Years later, the two have met on common turf, as writers, and the coming of Abbey, Bhaduri’s protagonist in his debut novel, has followed the coming-of-age of English, August’s Agastya as contemporary Indo-Anglican fiction’s most sardonic and understated characters. And while Agastya took a cockeyed look at the highly-worshiped institution that is the Indian Administrative Service, Bhaduri’s Abbey harbours no romantic reverence or illusion for yet another middle-class Indian fixation: the MBA.
Bhaduri’s take on what is considered as the holiest (and most milking) cow among academic careers in India is explained from the title of the book, Mediocre But Arrogant, which also works as an acronym for the MBA profession. The name emerges from “a moment of despair of Abbey,” an MBA student of the fictional MIJ institute in Jamshedpur, when he feels that for a mediocre student like him, all the MBA stamp manages to do is to make him feel arrogant, the author explains.
Like Chatterjee, an IAS officer, Bhaduri sources his book from first-hand experience he gathered as an MBA student of the prestigious Xavier Labour Relations Institute (XLRI), Jamshedpur. Bhaduri was in Kolkata’s Oxfordbookstore on Wednesday for releasing Mediocre But Arrogant, which is the first of an intended trilogy of Abbey novels. The author is at pains to explain, “the book is not autobiographical, neither is it meant to disillusion people about MBA.” “It is intended to take a funny look at life in the ‘80s, which is when I did my course. There are about one lakh people writing the CAT exam, but not every successful manager is an MBA. It’s a myth,” says Bhaduri, who is now based as a HR professional in the US. “And it is, I reassert, not an autobiographical book.”
In Mediocre But Arrogant, published by Indialog, Abbey is a direction-less Delhi-based youngster who goes to school and college in the city, till almost fortuitously he lands up in MBA school. Through a spree of events involving professors with thick Bengali accents and thicker sense of humour, roommates like Pappu, who sleeps over the campus interview rounds, and the head of the institution who brings in a sense of profundity, the first installment of the trilogy is apt material, Bhaduri thinks, for a Bollywood film. “I’ll be meeting a few producers when I visit Bombay later this month. I think the first book is just right for turning into celluloid form and its language will be a mix of Hindi and English. In the second book, we find Abbey becoming part of the corporate world and in the final book, he finally finds his calling. These two books don’t fit into the screenplay I have worked out,” informs Bhaduri.
Even when it comes to discovering his true passion, his creation shares a common streak with the author. A stage actor, an Indian classical musician, an accomplished cartoonist who once taught the art to readers of Target magazine, a host of a show on Bollywood’s classic films and music that gets aired on the US’ Radio EBC station — Bhaduri wears many creative hats.
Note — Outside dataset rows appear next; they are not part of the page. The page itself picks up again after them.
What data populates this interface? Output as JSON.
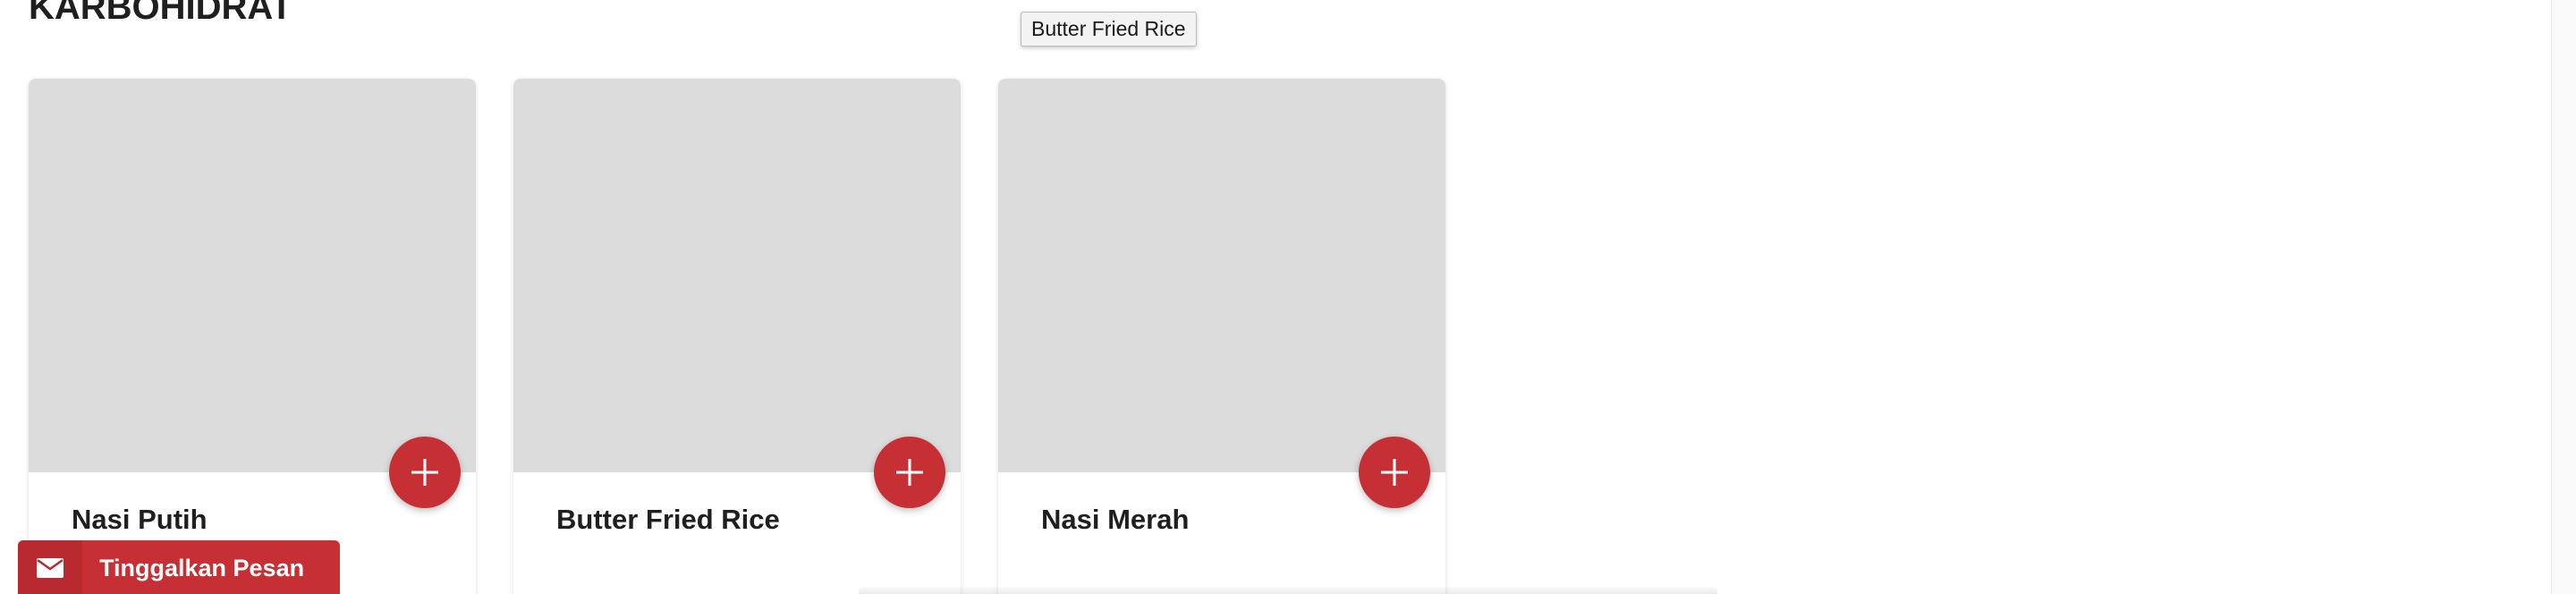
{
  "section": {
    "title": "KARBOHIDRAT"
  },
  "products": [
    {
      "name": "Nasi Putih"
    },
    {
      "name": "Butter Fried Rice"
    },
    {
      "name": "Nasi Merah"
    }
  ],
  "tooltip": {
    "text": "Butter Fried Rice"
  },
  "message_widget": {
    "label": "Tinggalkan Pesan",
    "icon": "envelope-icon"
  },
  "icons": {
    "add": "plus-icon"
  },
  "colors": {
    "accent": "#c62f34",
    "image_placeholder": "#dcdcdc",
    "text": "#1f1f1f"
  }
}
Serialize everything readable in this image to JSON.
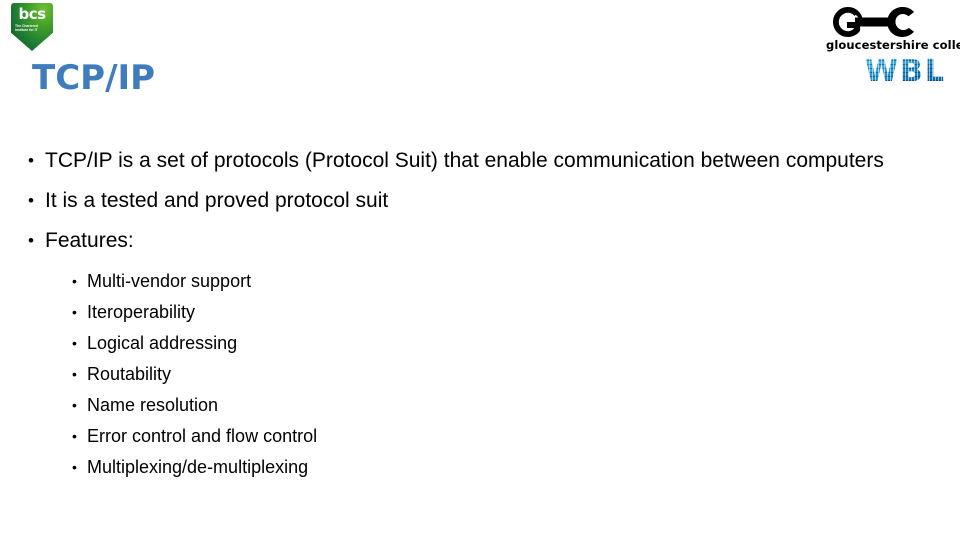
{
  "slide": {
    "title": "TCP/IP",
    "title_color": "#3E7CBE",
    "background_color": "#FFFFFF",
    "text_color": "#000000"
  },
  "logos": {
    "bcs": {
      "wordmark": "bcs",
      "tagline": "The Chartered Institute for IT",
      "shield_color_light": "#5BA829",
      "shield_color_dark": "#0A5226"
    },
    "gc": {
      "monogram": "GC",
      "name": "gloucestershire college",
      "color": "#000000"
    },
    "wbl": {
      "text": "WBL",
      "color": "#1172B0"
    }
  },
  "bullets": [
    {
      "marker": "•",
      "text": "TCP/IP is a set of protocols (Protocol Suit) that enable communication between computers"
    },
    {
      "marker": "•",
      "text": "It is a tested and proved protocol suit"
    },
    {
      "marker": "•",
      "text": "Features:"
    }
  ],
  "features": [
    {
      "marker": "•",
      "text": "Multi-vendor support"
    },
    {
      "marker": "•",
      "text": "Iteroperability"
    },
    {
      "marker": "•",
      "text": "Logical addressing"
    },
    {
      "marker": "•",
      "text": "Routability"
    },
    {
      "marker": "•",
      "text": "Name resolution"
    },
    {
      "marker": "•",
      "text": "Error control and flow control"
    },
    {
      "marker": "•",
      "text": "Multiplexing/de-multiplexing"
    }
  ]
}
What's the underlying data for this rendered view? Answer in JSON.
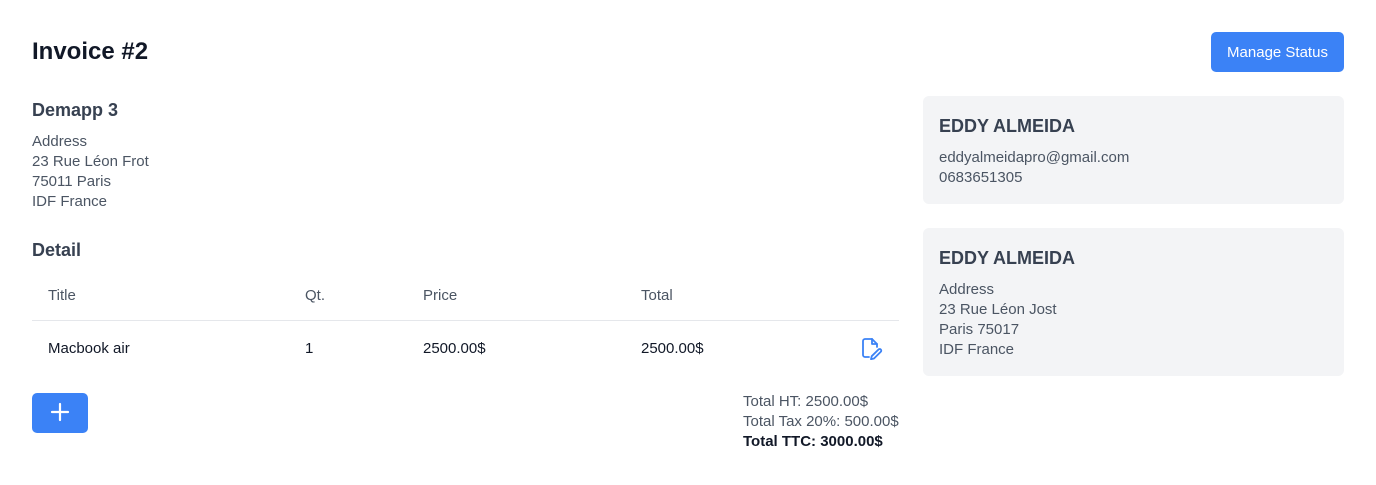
{
  "header": {
    "title": "Invoice #2",
    "manage_status_label": "Manage Status"
  },
  "company": {
    "name": "Demapp 3",
    "address_lines": [
      "Address",
      "23 Rue Léon Frot",
      "75011 Paris",
      "IDF France"
    ]
  },
  "detail": {
    "heading": "Detail",
    "columns": [
      "Title",
      "Qt.",
      "Price",
      "Total"
    ],
    "rows": [
      {
        "title": "Macbook air",
        "qty": "1",
        "price": "2500.00$",
        "total": "2500.00$",
        "action_icon": "edit-document-icon"
      }
    ],
    "add_icon": "plus-icon"
  },
  "totals": {
    "ht": "Total HT: 2500.00$",
    "tax": "Total Tax 20%: 500.00$",
    "ttc": "Total TTC: 3000.00$"
  },
  "client_contact": {
    "name": "EDDY ALMEIDA",
    "email": "eddyalmeidapro@gmail.com",
    "phone": "0683651305"
  },
  "client_address": {
    "name": "EDDY ALMEIDA",
    "lines": [
      "Address",
      "23 Rue Léon Jost",
      "Paris 75017",
      "IDF France"
    ]
  },
  "colors": {
    "accent": "#3b82f6",
    "card_bg": "#f3f4f6",
    "heading": "#374151",
    "muted": "#4b5563"
  }
}
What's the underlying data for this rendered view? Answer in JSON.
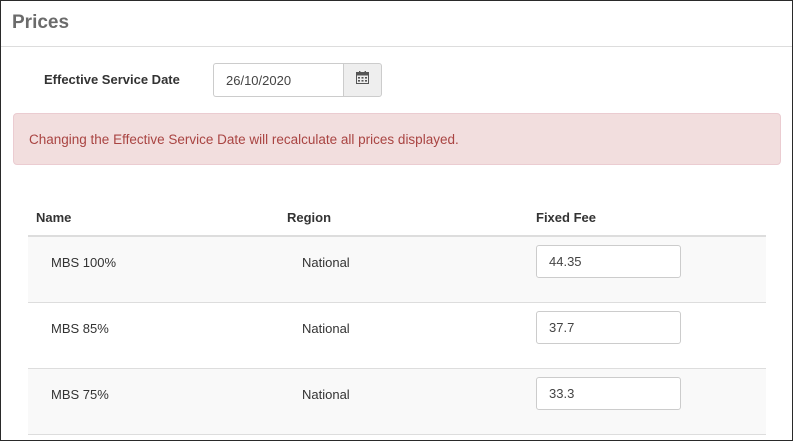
{
  "panel": {
    "title": "Prices"
  },
  "service_date": {
    "label": "Effective Service Date",
    "value": "26/10/2020",
    "button_icon": "calendar-icon"
  },
  "alert": {
    "text": "Changing the Effective Service Date will recalculate all prices displayed.",
    "background": "#f2dede",
    "color": "#a94442"
  },
  "table": {
    "columns": [
      "Name",
      "Region",
      "Fixed Fee"
    ],
    "rows": [
      {
        "name": "MBS 100%",
        "region": "National",
        "fixed_fee": "44.35"
      },
      {
        "name": "MBS 85%",
        "region": "National",
        "fixed_fee": "37.7"
      },
      {
        "name": "MBS 75%",
        "region": "National",
        "fixed_fee": "33.3"
      }
    ]
  }
}
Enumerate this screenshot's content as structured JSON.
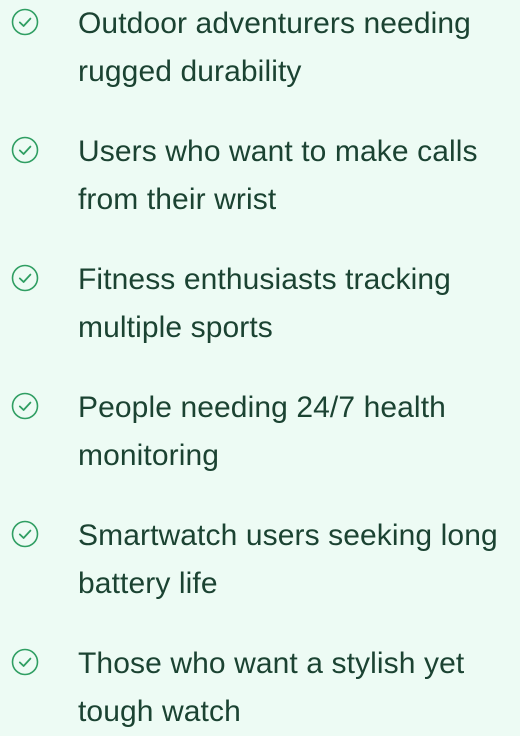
{
  "colors": {
    "background": "#edfbf4",
    "text": "#1b4332",
    "check": "#2f9e62"
  },
  "icon": "check-circle-icon",
  "items": [
    {
      "text": "Outdoor adventurers needing rugged durability"
    },
    {
      "text": "Users who want to make calls from their wrist"
    },
    {
      "text": "Fitness enthusiasts tracking multiple sports"
    },
    {
      "text": "People needing 24/7 health monitoring"
    },
    {
      "text": "Smartwatch users seeking long battery life"
    },
    {
      "text": "Those who want a stylish yet tough watch"
    }
  ]
}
So has he found his calling through writing the book? “I wish it paid my bills,” answers Bhaduri, “But fact is, I still earn my bread and butter from my day job. It’s only the J.K. Rowlings of the world who can do it. I hope the book will be India’s answer to....ok take that out.”
Chetan Bhagat has earlier tried it with Five Point Someone and Sandipan Deb with The IITians. Bhaduri wants to be the third time luckier.